Occasionally you will see an outlier – that against all reason or experience – continues to stay in business with the most shocking fees combined with remarkable underperformance. These are funds that aren’t just in the top quintile for expenses but in the top 1%. An example of this is the Pacific Advisors Mid Cap Value Fund (PAMVX). This is a fund that stands as a monument to the marketing prowess of some investment professionals. How any investor would stay invested in this fund (along with the other four Pacific Advisors funds) boggles the mind.
Let’s start with a hypothetical $10,000 investment in the fund starting in December, 2005. Ten years later you would have exactly $8,910. Compare this to the Russell Midcap Index’s value of $21,586 over the same period. If Morningstar’s study predicts the lowest returns for the most expensive funds then surely we couldn’t find a better example.

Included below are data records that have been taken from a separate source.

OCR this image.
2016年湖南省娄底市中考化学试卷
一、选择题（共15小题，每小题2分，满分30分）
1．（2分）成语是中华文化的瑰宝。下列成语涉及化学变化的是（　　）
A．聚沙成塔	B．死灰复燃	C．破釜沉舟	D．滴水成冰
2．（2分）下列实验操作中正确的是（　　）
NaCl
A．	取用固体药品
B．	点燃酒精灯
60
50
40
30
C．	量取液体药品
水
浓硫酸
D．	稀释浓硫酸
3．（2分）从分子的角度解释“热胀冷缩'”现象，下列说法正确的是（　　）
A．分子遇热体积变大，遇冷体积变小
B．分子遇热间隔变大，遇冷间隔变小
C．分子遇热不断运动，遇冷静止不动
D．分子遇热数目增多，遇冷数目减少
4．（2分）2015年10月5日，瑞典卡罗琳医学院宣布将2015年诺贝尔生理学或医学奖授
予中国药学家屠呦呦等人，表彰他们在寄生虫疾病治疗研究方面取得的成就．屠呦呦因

The case of Pacific Advisors may be extreme, but the funds’ fees versus returns further supports Morningstar’s contention that the higher the fees the lower the returns. Investors should always be on the lookout on how to reduce costs. Whether it’s through rapid trading, management fees, or brokerage fees, every cost comes out of your returns.
One last note. Pacific Advisors has several documents for investors. One of them is entitled “The Power of Compounding”. It starts by stating,
“When it comes to saving and investing, time really is on your side. Long-term investing can provide returns that significantly outpace inflation when you put the power of compounding interest to work for you”.
What they don’t state is the exact opposite is true. Illustrating what Jack Bogle calls “the tyranny of costs”, high fees eat at your performance on a compounding rate as well. For funds with outrageous fees, time is clearly not on your side. For a fund that has returned -1.7% annually over the past 10 years, perhaps Pacific Advisors should amend their documents to reflect reality versus the hypothetical. Their investors deserve nothing less.
 “The Arithmetic of Active Management” William Sharpe, Financial Analysts Journal, January/February, 1991
 “Predictive Power of Fees: Why Mutual Fund Fees Are So Important”, Morningstar Manager Research, May, 2016
 Large Cap Value (PAGTX) $7.6M AUM, Small Cap Value (PASMX) $27.8M AUM, Income & Equity (PADIX) $16.4M AUM, and Balanced (PAABX) $6.2M AUM.